Eolian EnvironmentsTheir Characteristics, Recognition, and Importance

Abstract
Eolian sandstone generally has large- to medium-scale tabular-planar and wedge-planar cross-beds. Trough cross-bedding is much less common. Cross-beds are composed mostly of steeply dipping laminae which normally are concave upward. In modern dunes the foreset beds near the top of the slip face have steep (29°~34°) dips, but in paleodunes this value is somewhat less (20°-29°), probably because erosion commonly removed the steeper, upper part of each lamina prior to deposition of the overlying set. Dune cross-bedding is distinguished from other similar structures partly on the basis of more uniform grain size. The nature of the adjacent and/or intercalated beds may help to determine the environment of deposition. Attitude of the bounding surface also is a diagnostic feature. In the absence of cross-bedding, other criteria are used to identify dune environments. Textural and mineralogical characteristics are not conclusive, and mean grain size seems to be of little value.

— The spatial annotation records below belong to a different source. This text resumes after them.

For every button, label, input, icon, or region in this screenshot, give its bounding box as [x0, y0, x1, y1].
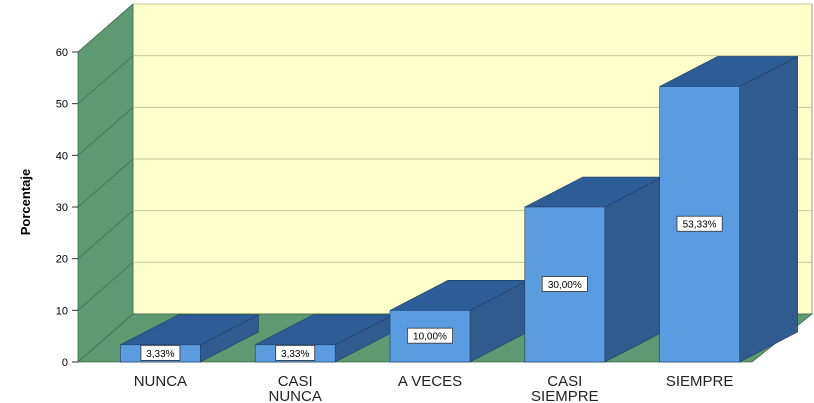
bar-5: 53,33%: [659, 55, 798, 363]
x-category-label: A VECES: [398, 373, 462, 390]
x-category-line: A VECES: [398, 373, 462, 390]
data-label-box: [541, 276, 588, 292]
data-label-box: [406, 327, 453, 344]
x-category-label: CASI NUNCA: [269, 373, 322, 403]
x-category-line: NUNCA: [269, 388, 322, 403]
side-gridline: [77, 55, 134, 104]
side-gridline: [77, 262, 134, 311]
data-label-box: [676, 215, 723, 232]
side-gridline: [77, 158, 134, 208]
bars: 3,33% 3,33% 10,00% 30,00% 53,33%: [120, 55, 798, 363]
y-tick-label: 40: [56, 150, 68, 162]
bar-2: 3,33%: [254, 314, 394, 363]
data-label: 53,33%: [683, 220, 717, 231]
bar-side: [739, 55, 798, 363]
data-label: 3,33%: [281, 349, 309, 360]
y-tick-label: 0: [62, 357, 68, 369]
x-category-label: SIEMPRE: [666, 373, 734, 390]
data-label-box: [275, 344, 316, 361]
bar-4: 30,00%: [524, 176, 664, 363]
data-label: 3,33%: [146, 349, 174, 360]
bar-3: 10,00%: [389, 279, 529, 363]
y-axis-ticks: 0 10 20 30 40 50 60: [56, 47, 78, 369]
data-label: 30,00%: [548, 280, 582, 291]
y-axis-label: Porcentaje: [18, 169, 33, 235]
side-gridline: [77, 3, 134, 53]
x-category-line: CASI: [278, 373, 313, 390]
y-tick-label: 60: [56, 47, 68, 59]
x-category-label: CASI SIEMPRE: [531, 373, 599, 403]
bar-1: 3,33%: [120, 314, 259, 363]
x-category-line: CASI: [547, 373, 582, 390]
y-tick-label: 10: [56, 305, 68, 317]
side-gridline: [77, 107, 134, 156]
bar-side: [604, 176, 664, 363]
data-label: 10,00%: [413, 332, 447, 343]
y-tick-label: 20: [56, 254, 68, 266]
x-category-line: SIEMPRE: [666, 373, 734, 390]
data-label-box: [140, 344, 181, 361]
y-tick-label: 30: [56, 202, 68, 214]
side-gridline: [77, 210, 134, 259]
x-category-label: NUNCA: [134, 373, 187, 390]
y-tick-label: 50: [56, 99, 68, 111]
x-category-line: SIEMPRE: [531, 388, 599, 403]
x-category-line: NUNCA: [134, 373, 187, 390]
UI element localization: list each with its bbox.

Although much dune sand is slightly better sorted than other similar sediments, sorting is not distinctive. Positive skewness has been considered as an indication of dune environment; however, negative skewness also has been reported for dune sediments. Dune sand usually, but not always, is more rounded than beach sand. Dune and beach sediments can be separated on the basis of the heavy-to-light mineral ratio, and the relation between the settling velocities of two or more minerals of different density values. A combination of criteria, together with the stratigraphic relations of the deposit to adjacent beds, should be used in identifying a dune-sand envirionment.